At issue was the very real possibility that if the Fed didn’t get the messaging right and the hike was perceived as overly hawkish, rate differentials between the US and China would compress, exacerbating any latent capital outflow pressure.

Earlier this year, the PBoC combatted that by hiking OMO rates hours after the Fed hike. At that point, rate differentials were much tighter than they were heading to the June hike, which means there was no time to lose.

But since then, it’s become readily apparent that the shadow banking complex in China has absorbed all the tightening it can absorb in the short-term. Any more and you could see vicious unwinds in the trades financed via shadow channels or, more simply, you could see further mayhem in the metals and more anomalous action in the bond market (think curve inversion).

So with further OMO hikes not a viable (or at least “not a palatable”) option, the PBoC simply added what they euphemistically called a “counter-cyclical adjustment factor” to the yuan fix, a move which amounted to a rollback of the regime put in place in August 2015.

Around the same time they rolled out the new fixing mechanism (which is laughably opaque), the PBoC also engineered a funding crunch. The end result was a brutal short squeeze and, ultimately, an offshore yuan that suddenly traded notably stronger than its onshore counterpart which itself began to trade at a premium to the fix.

But as noted in the linked post above, that was short-lived. Soon enough, the offshore spot starting trading weak to where the onshore yuan was trading again and, perhaps more worrisome, the onshore spot started trading at a discount to the fix (again). In fact, that discount lasted for 17 straight sessions until, starting on June 20th and continuing into late last week, the PBoC started intervening in the spot market. That caused traders to rethink things and sure enough, the spot started closing at a premium to the fix again. Here’s the chart:


Well, guess what?

Either traders are going to try and test the PBoC or there’s pent-up outflow pressure, because the spot is trading at a discount to the fix again. The two red boxes in the chart below represent, in order, the short squeeze mentioned above, and the latest effort (the one that culminated in multiple rounds of spot market intervention last week) to push the yuan stronger:


Here’s SocGen’s Jason Daw:

Spot-fix gap keeps coming back

  • No matter how hard the authorities try, it is proving difficult to eliminate the discount of the 430pm CNY closing price to the daily reference rate (i.e. fix).
  • USD-CNY was trading lower (by an average of 224 pips) than the fixing level leading up to the suspected intervention in late May.

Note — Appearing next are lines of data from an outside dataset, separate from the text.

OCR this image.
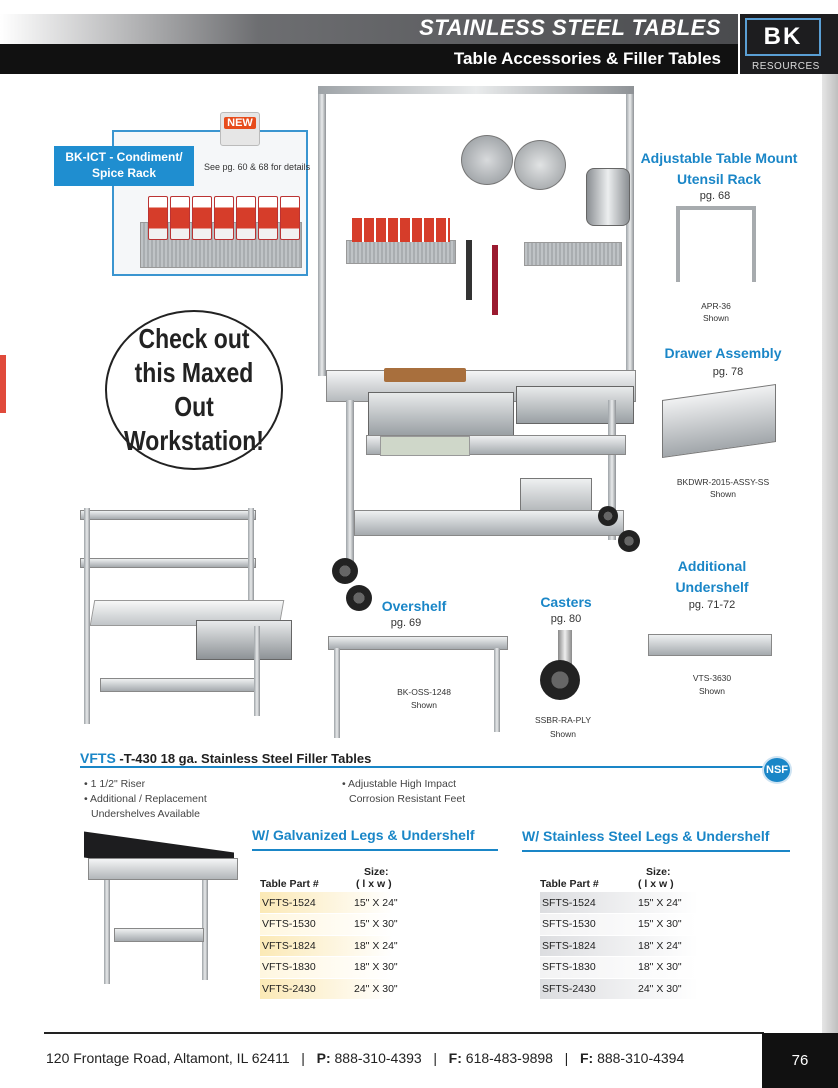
STAINLESS STEEL TABLES
Table Accessories & Filler Tables
BK
RESOURCES
BK-ICT - Condiment/ Spice Rack
NEW
See pg. 60 & 68 for details
Check out this Maxed Out Workstation!
Adjustable Table Mount Utensil Rack
pg. 68
APR-36
Shown
Drawer Assembly
pg. 78
BKDWR-2015-ASSY-SS
Shown
Additional Undershelf
pg. 71-72
VTS-3630
Shown
Overshelf
pg. 69
BK-OSS-1248
Shown
Casters
pg. 80
SSBR-RA-PLY
Shown
VFTS -T-430 18 ga. Stainless Steel Filler Tables
NSF
• 1 1/2" Riser
• Additional / Replacement
Undershelves Available
• Adjustable High Impact
Corrosion Resistant Feet
W/ Galvanized Legs & Undershelf
Table Part #	Size:
( l x w )

VFTS-1524	15" X 24"
VFTS-1530	15" X 30"
VFTS-1824	18" X 24"
VFTS-1830	18" X 30"
VFTS-2430	24" X 30"
W/ Stainless Steel Legs & Undershelf
Table Part #	Size:
( l x w )

SFTS-1524	15" X 24"
SFTS-1530	15" X 30"
SFTS-1824	18" X 24"
SFTS-1830	18" X 30"
SFTS-2430	24" X 30"
120 Frontage Road, Altamont, IL 62411 | P: 888-310-4393 | F: 618-483-9898 | F: 888-310-4394	76
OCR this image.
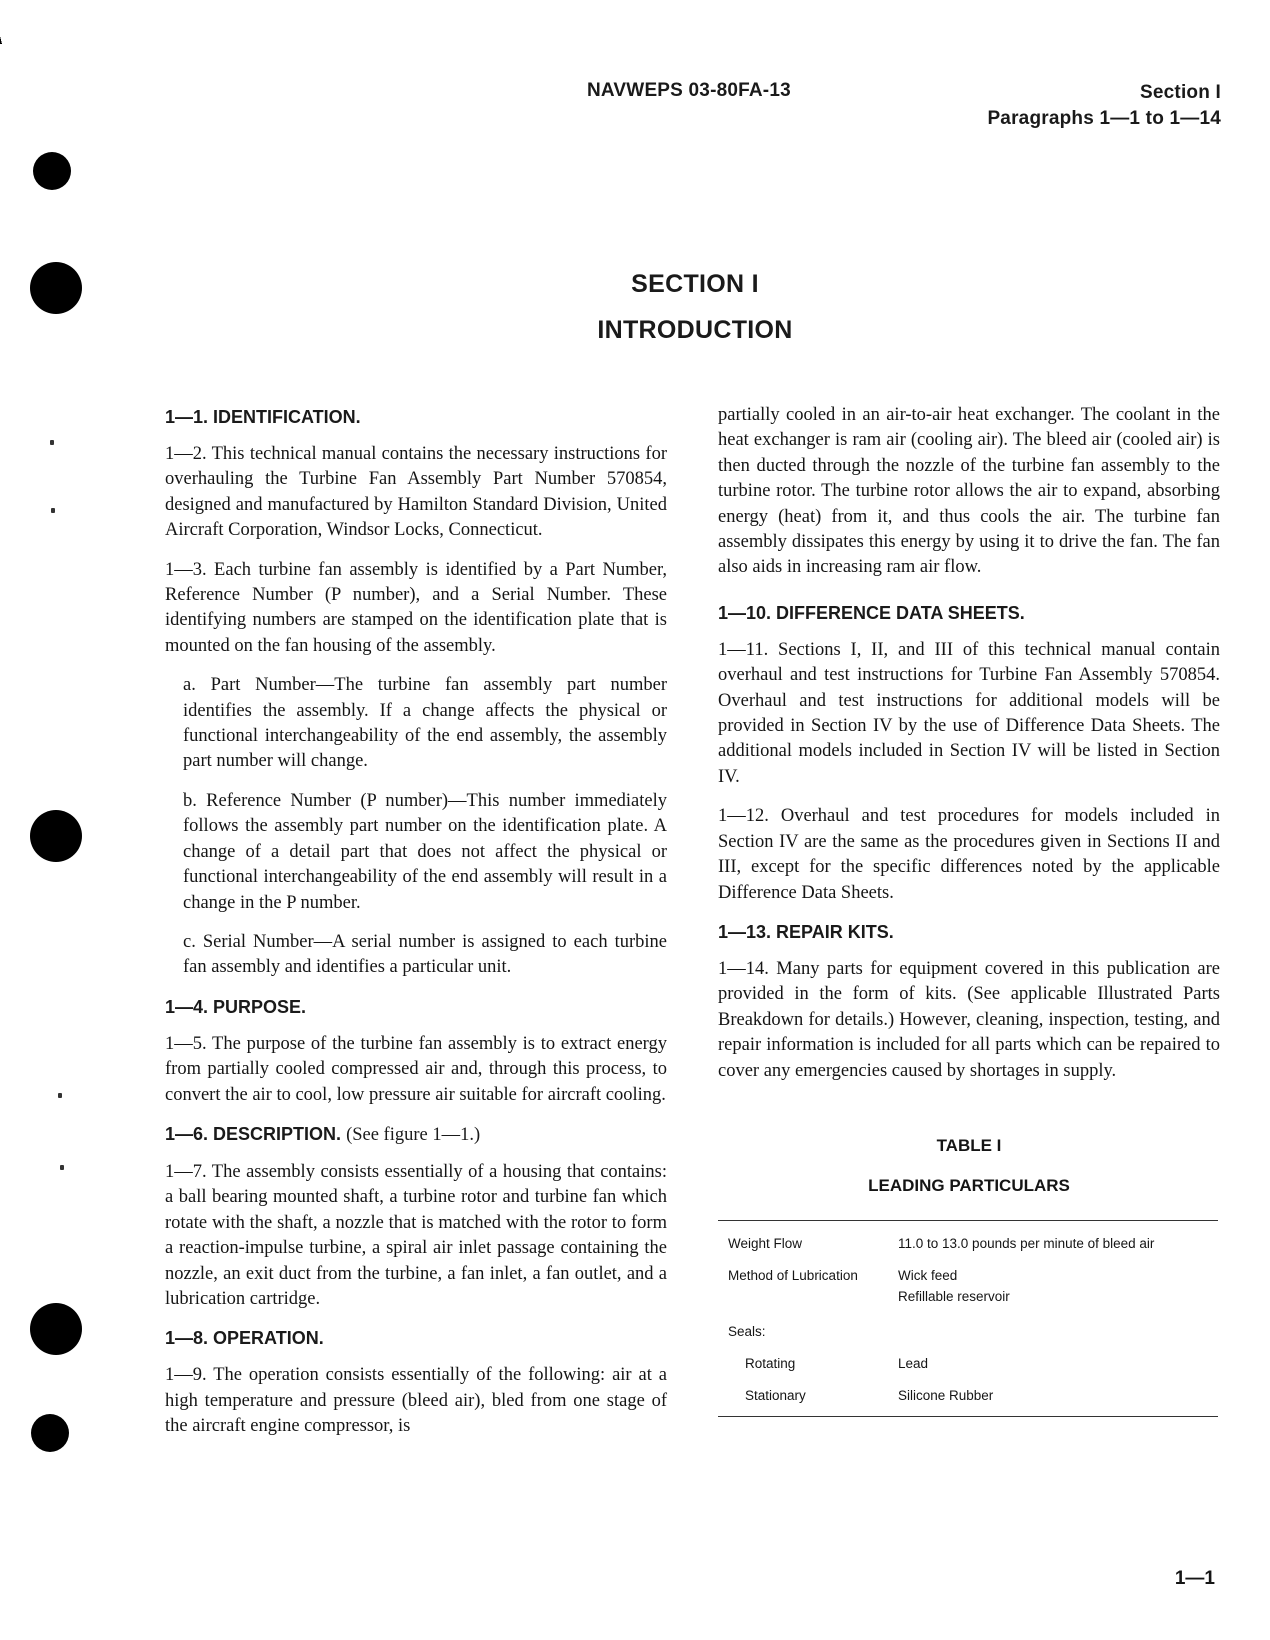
NAVWEPS 03-80FA-13	Section I
Paragraphs 1—1 to 1—14
SECTION I
INTRODUCTION
1—1. IDENTIFICATION.
1—2. This technical manual contains the necessary instructions for overhauling the Turbine Fan Assembly Part Number 570854, designed and manufactured by Hamilton Standard Division, United Aircraft Corporation, Windsor Locks, Connecticut.
1—3. Each turbine fan assembly is identified by a Part Number, Reference Number (P number), and a Serial Number. These identifying numbers are stamped on the identification plate that is mounted on the fan housing of the assembly.
a. Part Number—The turbine fan assembly part number identifies the assembly. If a change affects the physical or functional interchangeability of the end assembly, the assembly part number will change.
b. Reference Number (P number)—This number immediately follows the assembly part number on the identification plate. A change of a detail part that does not affect the physical or functional interchangeability of the end assembly will result in a change in the P number.
c. Serial Number—A serial number is assigned to each turbine fan assembly and identifies a particular unit.
1—4. PURPOSE.
1—5. The purpose of the turbine fan assembly is to extract energy from partially cooled compressed air and, through this process, to convert the air to cool, low pressure air suitable for aircraft cooling.
1—6. DESCRIPTION. (See figure 1—1.)
1—7. The assembly consists essentially of a housing that contains: a ball bearing mounted shaft, a turbine rotor and turbine fan which rotate with the shaft, a nozzle that is matched with the rotor to form a reaction-impulse turbine, a spiral air inlet passage containing the nozzle, an exit duct from the turbine, a fan inlet, a fan outlet, and a lubrication cartridge.
1—8. OPERATION.
1—9. The operation consists essentially of the following: air at a high temperature and pressure (bleed air), bled from one stage of the aircraft engine compressor, is
partially cooled in an air-to-air heat exchanger. The coolant in the heat exchanger is ram air (cooling air). The bleed air (cooled air) is then ducted through the nozzle of the turbine fan assembly to the turbine rotor. The turbine rotor allows the air to expand, absorbing energy (heat) from it, and thus cools the air. The turbine fan assembly dissipates this energy by using it to drive the fan. The fan also aids in increasing ram air flow.
1—10. DIFFERENCE DATA SHEETS.
1—11. Sections I, II, and III of this technical manual contain overhaul and test instructions for Turbine Fan Assembly 570854. Overhaul and test instructions for additional models will be provided in Section IV by the use of Difference Data Sheets. The additional models included in Section IV will be listed in Section IV.
1—12. Overhaul and test procedures for models included in Section IV are the same as the procedures given in Sections II and III, except for the specific differences noted by the applicable Difference Data Sheets.
1—13. REPAIR KITS.
1—14. Many parts for equipment covered in this publication are provided in the form of kits. (See applicable Illustrated Parts Breakdown for details.) However, cleaning, inspection, testing, and repair information is included for all parts which can be repaired to cover any emergencies caused by shortages in supply.
TABLE I
LEADING PARTICULARS
Weight Flow	11.0 to 13.0 pounds per minute of bleed air
Method of Lubrication	Wick feed
Refillable reservoir
Seals:
Rotating	Lead
Stationary	Silicone Rubber
1—1
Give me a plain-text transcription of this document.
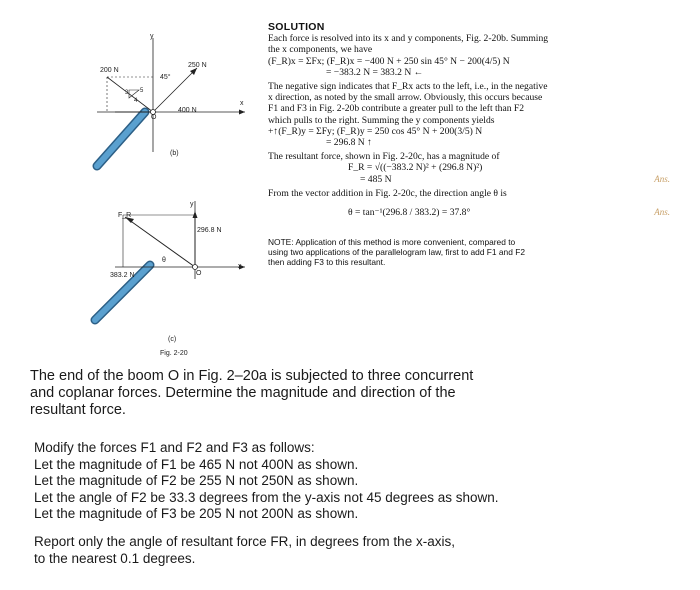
200 N
250 N
45°
400 N
O
x
y
(b)
3
4
5
F_R
296.8 N
383.2 N
θ
O
x
y
(c)
Fig. 2-20
SOLUTION
Each force is resolved into its x and y components, Fig. 2-20b. Summing
the x components, we have
(F_R)x = ΣFx; (F_R)x = −400 N + 250 sin 45° N − 200(4/5) N
= −383.2 N = 383.2 N ←
The negative sign indicates that F_Rx acts to the left, i.e., in the negative
x direction, as noted by the small arrow. Obviously, this occurs because
F1 and F3 in Fig. 2-20b contribute a greater pull to the left than F2
which pulls to the right. Summing the y components yields
+↑(F_R)y = ΣFy; (F_R)y = 250 cos 45° N + 200(3/5) N
= 296.8 N ↑
The resultant force, shown in Fig. 2-20c, has a magnitude of
F_R = √((−383.2 N)² + (296.8 N)²)
= 485 N	Ans.
From the vector addition in Fig. 2-20c, the direction angle θ is
θ = tan⁻¹(296.8 / 383.2) = 37.8°	Ans.
NOTE: Application of this method is more convenient, compared to
using two applications of the parallelogram law, first to add F1 and F2
then adding F3 to this resultant.
The end of the boom O in Fig. 2–20a is subjected to three concurrent
and coplanar forces. Determine the magnitude and direction of the
resultant force.
Modify the forces F1 and F2 and F3 as follows:
Let the magnitude of F1 be 465 N not 400N as shown.
Let the magnitude of F2 be 255 N not 250N as shown.
Let the angle of F2 be 33.3 degrees from the y-axis not 45 degrees as shown.
Let the magnitude of F3 be 205 N not 200N as shown.
Report only the angle of resultant force FR, in degrees from the x-axis,
to the nearest 0.1 degrees.
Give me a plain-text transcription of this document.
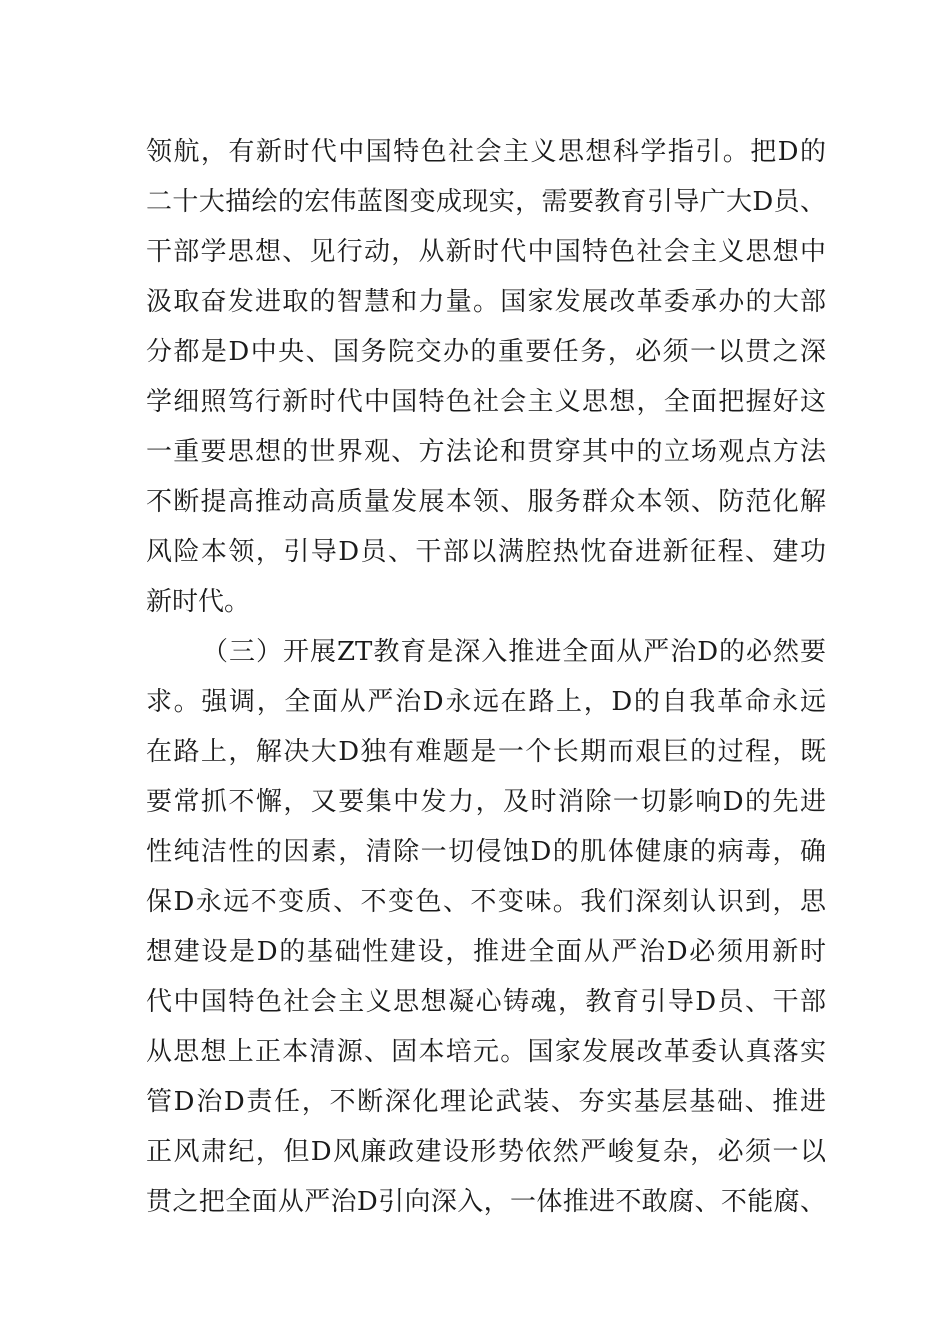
领航，有新时代中国特色社会主义思想科学指引。把D的
二十大描绘的宏伟蓝图变成现实，需要教育引导广大D员、
干部学思想、见行动，从新时代中国特色社会主义思想中
汲取奋发进取的智慧和力量。国家发展改革委承办的大部
分都是D中央、国务院交办的重要任务，必须一以贯之深
学细照笃行新时代中国特色社会主义思想，全面把握好这
一重要思想的世界观、方法论和贯穿其中的立场观点方法
不断提高推动高质量发展本领、服务群众本领、防范化解
风险本领，引导D员、干部以满腔热忱奋进新征程、建功
新时代。
（三）开展ZT教育是深入推进全面从严治D的必然要
求。强调，全面从严治D永远在路上，D的自我革命永远
在路上，解决大D独有难题是一个长期而艰巨的过程，既
要常抓不懈，又要集中发力，及时消除一切影响D的先进
性纯洁性的因素，清除一切侵蚀D的肌体健康的病毒，确
保D永远不变质、不变色、不变味。我们深刻认识到，思
想建设是D的基础性建设，推进全面从严治D必须用新时
代中国特色社会主义思想凝心铸魂，教育引导D员、干部
从思想上正本清源、固本培元。国家发展改革委认真落实
管D治D责任，不断深化理论武装、夯实基层基础、推进
正风肃纪，但D风廉政建设形势依然严峻复杂，必须一以
贯之把全面从严治D引向深入，一体推进不敢腐、不能腐、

In the five trading days before the suspected intervention on June 27 the average discount was 140pips.
  • In both cases following intervention, the CNY traded stronger than the fix but only temporarily and quickly returned to a discount. The same is occurring in the past two days – the spot rate yesterday was trading 125 pips weaker than the fix.
  • If the authorities view this as reflecting latent capital outflow pressure or speculative activity, intervention could become a more regular occurrence. 

As a reminder, that is the kind of shit China does not need right now.

They’re already concerned that the effort to tighten the screws on shadow banking will end up choking off the economy. They will be in no mood to tolerate pressure on the currency. Which means you can expect them to crack down brutally on shorts if this keeps up.